Home Virto Commerce blog How to Use One B2B eCommerce Platform for Multiple Regional Markets 

How to Use One B2B eCommerce Platform for Multiple Regional Markets 

May 26, 2021 • 5 min

One of the most important and frequent B2B ecommerce business challenges is growth into new regions, countries and unions of states. When expanding geographically, associated costs are critical to the business, especially until sales begin in local markets.  

Virto Commerce allows you to avoid wasteful costs of duplicating the platform for local markets. Do all the work with one team in all markets.

Potential use cases for business expansion to new geo

This article describes an architectural solution for multi-regional stores based on the Virto Commerce platform. The proposed solution is targeted to provide multi-regional support that shares the same master catalog and to have one team manage multiple regions of stores.

Webstores represent the points of sale for customers from different regions. They use different URLs, have localized content of product specs and descriptions and prices in the local currency. 

The typical supported scenarios are as follows, 

  • Multi-regional store with the same or similar assortment. 
  • Multi-country store with the same or similar assortment but different price lists in different currencies. 
  • Multi-country store with the same or similar assortment but with different localized content such as name, catalog item descriptions etc. 
  • Mix of the above.
B2B multi-regional solution architecture

In this architecture diagram, three webstores are targeting customers in different regions that share the same Virto Commerce back end. The webstores are integrated with one or more third party systems (such as ERP, PIM, etc.) 

The Virto Commerce back end has a set of native modules or extended modules. The diagram focuses on the Catalog and Price list modules. 

The Catalog module supports master catalogs. These are the physical catalogs that store the master data of the product items. Master catalogs can be used directly to assign to one or multiple regions. In situations where the structure and content of a master catalog don’t meet the region requirements, Virto Commerce catalog module supports a virtual catalog model. Virtual catalogs can be created for a specific region (EU) and contain a subset of items from the master catalog.

Components in the diagram

The following modules are included to multi-regional ecommerce solution diagram, 

Webstore — webstore is a salespoint of the store. It can be a website, an application or something else. 

Virto Commerce — platform with the native, extended, or new customer specific modules. 

Catalog module — catalog module responsible to run CRUD operations to build the seller’s product catalog structure. 

Master catalog — master data of the seller’s catalog assortment master data that can be uploaded via .CSV file import or via RESTful API. The Master catalog can be enriched with additional properties from the back office. The Master catalog can be used for multiple stores configured in Virto Commerce. In the scheme, the master catalog is used directly for US and CA webstores.   

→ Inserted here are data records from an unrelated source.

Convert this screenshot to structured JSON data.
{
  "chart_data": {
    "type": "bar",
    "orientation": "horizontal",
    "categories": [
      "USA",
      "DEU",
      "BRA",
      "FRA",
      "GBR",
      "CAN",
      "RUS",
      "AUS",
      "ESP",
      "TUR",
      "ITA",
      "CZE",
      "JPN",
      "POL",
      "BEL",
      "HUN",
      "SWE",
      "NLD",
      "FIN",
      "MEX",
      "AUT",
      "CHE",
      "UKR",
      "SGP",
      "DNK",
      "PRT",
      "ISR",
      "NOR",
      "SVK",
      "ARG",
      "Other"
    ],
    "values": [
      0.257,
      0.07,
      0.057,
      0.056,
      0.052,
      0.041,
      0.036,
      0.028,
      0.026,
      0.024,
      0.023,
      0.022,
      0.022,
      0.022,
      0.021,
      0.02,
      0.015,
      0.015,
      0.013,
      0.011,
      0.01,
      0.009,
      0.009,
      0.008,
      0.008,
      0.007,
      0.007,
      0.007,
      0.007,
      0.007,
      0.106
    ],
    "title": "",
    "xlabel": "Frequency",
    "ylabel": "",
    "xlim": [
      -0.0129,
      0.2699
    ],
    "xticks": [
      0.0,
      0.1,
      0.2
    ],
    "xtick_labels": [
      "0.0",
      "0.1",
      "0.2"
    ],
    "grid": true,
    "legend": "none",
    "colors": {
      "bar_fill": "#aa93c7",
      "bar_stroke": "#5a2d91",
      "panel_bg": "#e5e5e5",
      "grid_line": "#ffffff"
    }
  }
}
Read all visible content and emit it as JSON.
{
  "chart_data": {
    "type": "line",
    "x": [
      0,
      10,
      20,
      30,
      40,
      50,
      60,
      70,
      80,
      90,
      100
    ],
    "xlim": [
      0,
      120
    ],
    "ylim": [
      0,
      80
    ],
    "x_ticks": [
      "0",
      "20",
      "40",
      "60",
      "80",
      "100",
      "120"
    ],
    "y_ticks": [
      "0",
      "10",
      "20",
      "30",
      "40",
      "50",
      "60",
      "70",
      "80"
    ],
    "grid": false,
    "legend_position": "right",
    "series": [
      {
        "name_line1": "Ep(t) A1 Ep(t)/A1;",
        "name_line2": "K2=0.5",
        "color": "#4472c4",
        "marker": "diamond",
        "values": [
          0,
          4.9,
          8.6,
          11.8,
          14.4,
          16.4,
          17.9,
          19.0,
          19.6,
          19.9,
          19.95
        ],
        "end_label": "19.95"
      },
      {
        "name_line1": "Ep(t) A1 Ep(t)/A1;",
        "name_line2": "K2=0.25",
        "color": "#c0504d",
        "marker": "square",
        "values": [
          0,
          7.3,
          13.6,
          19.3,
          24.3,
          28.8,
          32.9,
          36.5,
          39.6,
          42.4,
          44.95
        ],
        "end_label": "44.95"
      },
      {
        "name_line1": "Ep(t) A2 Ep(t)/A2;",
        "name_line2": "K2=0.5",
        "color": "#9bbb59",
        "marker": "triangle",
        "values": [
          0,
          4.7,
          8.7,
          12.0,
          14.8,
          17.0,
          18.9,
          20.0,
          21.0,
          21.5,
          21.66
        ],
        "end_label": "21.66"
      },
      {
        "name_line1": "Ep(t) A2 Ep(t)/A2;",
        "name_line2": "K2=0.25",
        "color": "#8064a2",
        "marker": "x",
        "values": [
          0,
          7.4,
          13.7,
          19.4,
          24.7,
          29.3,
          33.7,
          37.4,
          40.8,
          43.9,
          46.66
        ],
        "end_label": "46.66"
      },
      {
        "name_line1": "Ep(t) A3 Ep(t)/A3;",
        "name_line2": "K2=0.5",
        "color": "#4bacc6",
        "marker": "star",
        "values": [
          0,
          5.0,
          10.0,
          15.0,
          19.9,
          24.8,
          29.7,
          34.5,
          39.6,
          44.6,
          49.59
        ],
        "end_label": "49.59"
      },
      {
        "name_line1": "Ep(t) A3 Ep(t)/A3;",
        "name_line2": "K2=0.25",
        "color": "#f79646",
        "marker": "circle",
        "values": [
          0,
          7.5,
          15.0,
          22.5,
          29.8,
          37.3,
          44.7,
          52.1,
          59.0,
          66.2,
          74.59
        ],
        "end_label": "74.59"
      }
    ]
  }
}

Virtual catalog — the virtual catalog can be used to build a subset or a combination of items from one or more master catalogs. This tool adjusts the catalog structure to meet the specific region requirements. The virtual catalog can be created and used specifically for an EU region webstore [in the architecture scheme]. 

Price list module — the price list module is responsible for managing specific webstore, region, catalog, customer group or specific customer prices. The price list module supports multi-currency. That way, it’s possible to upload and manage price lists in different currencies for different regions. In the diagram, price lists for three different currencies are managed (USD – for the US webstore, CAD – for the CA webstore and EUR – for the EU webstore). 

Integration middleware — integration middleware is used to transform API messages, to support the exchange of master data or transactional data between Virto Commerce and a third party system(s). Logic App can be used as an integration middleware. 

Third party systems — these are ERP, PIM or other systems.

Conclusion

Virto Commerce architecture allows a company to expand its regional presence quickly, flexible and inexpensive. The company can launch its stores in different regions with different languages and currencies while maintaining a single ecosystem of applications and a single process for order processing and customer service.

A massive advantage of the Virto Commerce architecture is the ability to scale ecommerce to regions without multiple platform installations for the regional markets. This provides savings in both IT infrastructure and staff. The same IT team can serve the platform for all markets, adding staff with language skills only as needed to support local customers. 

On other competing platforms, in order to launch a new regional online store, you need to copy the ecommerce platform for each new region, which effectively means duplication of the IT resources and team, i.e., a doubling the cost of everything. 

The Virto Commerce architecture avoids cost duplication natively. You can launch a new ecommerce business in new regions, but the infrastructure that serves it remains the same or grows insignificantly. The best practice to scale the Virto Commerce ecommerce platform to new regional markets is to install it at a cloud provider such as Microsoft Azure, AWS, Google Cloud, Alibaba Cloud.